Привыкая к такого рода прогулкам, я бесстрашно парил в воздухе, над туманом, разглядывал с высоты моего полета огромное пространство кровель, которые напоминали море, замерзшее в бурю, хаос вздыбленных труб, взметнувшихся куполов, островерхих крыш, окруженных туманом и дымом. Было так красиво, так живописно вокруг, что я не жалел об утраченном теле. Лувр, стоящий между рекой и зелеными садами, показался мне на этом фоне черно-белым. Туда направлялась толпа — была выставка.{235} Я вошел; на стенах, сверкающих всеми цветами современной живописи, красовались золотые рамы, покрытые богатой резьбой. Обыватели входили, выходили, толкались, наступали друг другу на ноги, переговаривались с видом людей, желающих создать о себе благоприятное впечатление, но не знающих, что в таких случаях следует думать и говорить.
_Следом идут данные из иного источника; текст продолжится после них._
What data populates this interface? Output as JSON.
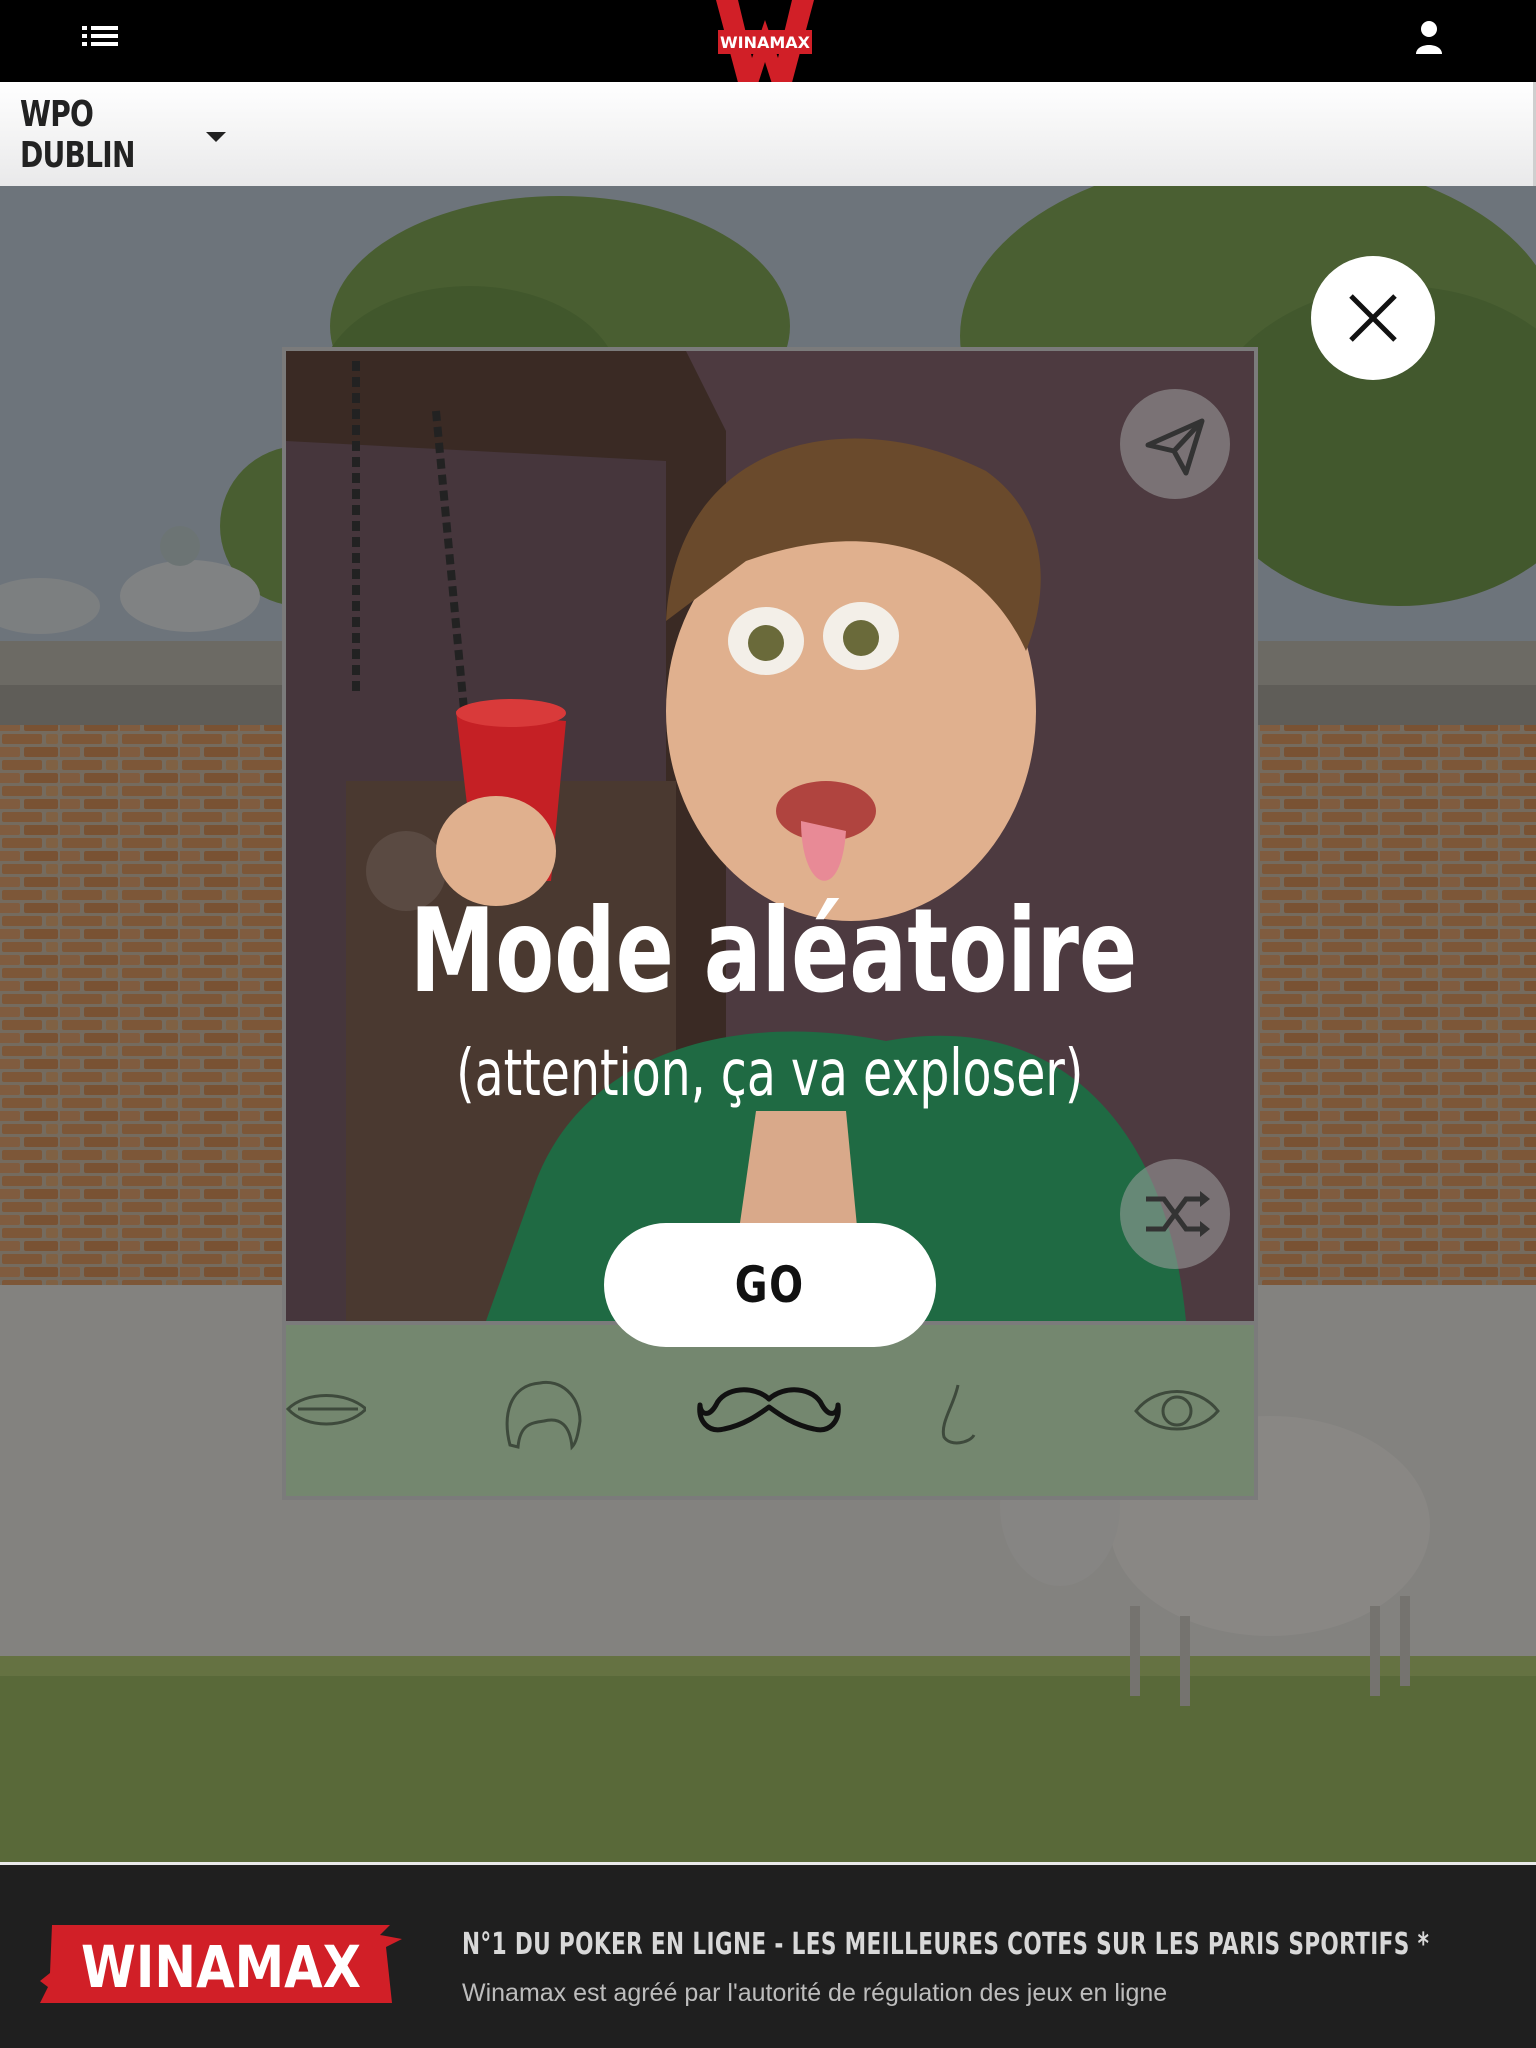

В огромном зале, среди картин наших молодых знаменитостей — Делакруа, Энгра, Декана{236} — я заметил и мою картину: вокруг теснился народ, я слышал гул восхищения. Те, что стояли сзади и ничего не видели, кричали громче других: „Великолепно! Невероятно!“ Картина и мне самому показалась гораздо лучше, чем прежде, и я почувствовал, как меня охватывает глубокое уважение к собственной персоне. Но я расслышал в этих криках восторга чужое имя и понял, что здесь кроется какой-то обман. Я внимательно осмотрел полотно. Имя было написано маленькими красными буквами в углу. Оно принадлежало одному из моих друзей, который, узнав о моей смерти, не постеснялся присвоить себе мое творение. О, как жалел я тогда о своем бедном теле и о том, что не могу ни говорить, ни писать. У меня не было никакой возможности разоблачить гнусного плагиатора и вернуть полагавшуюся мне славу.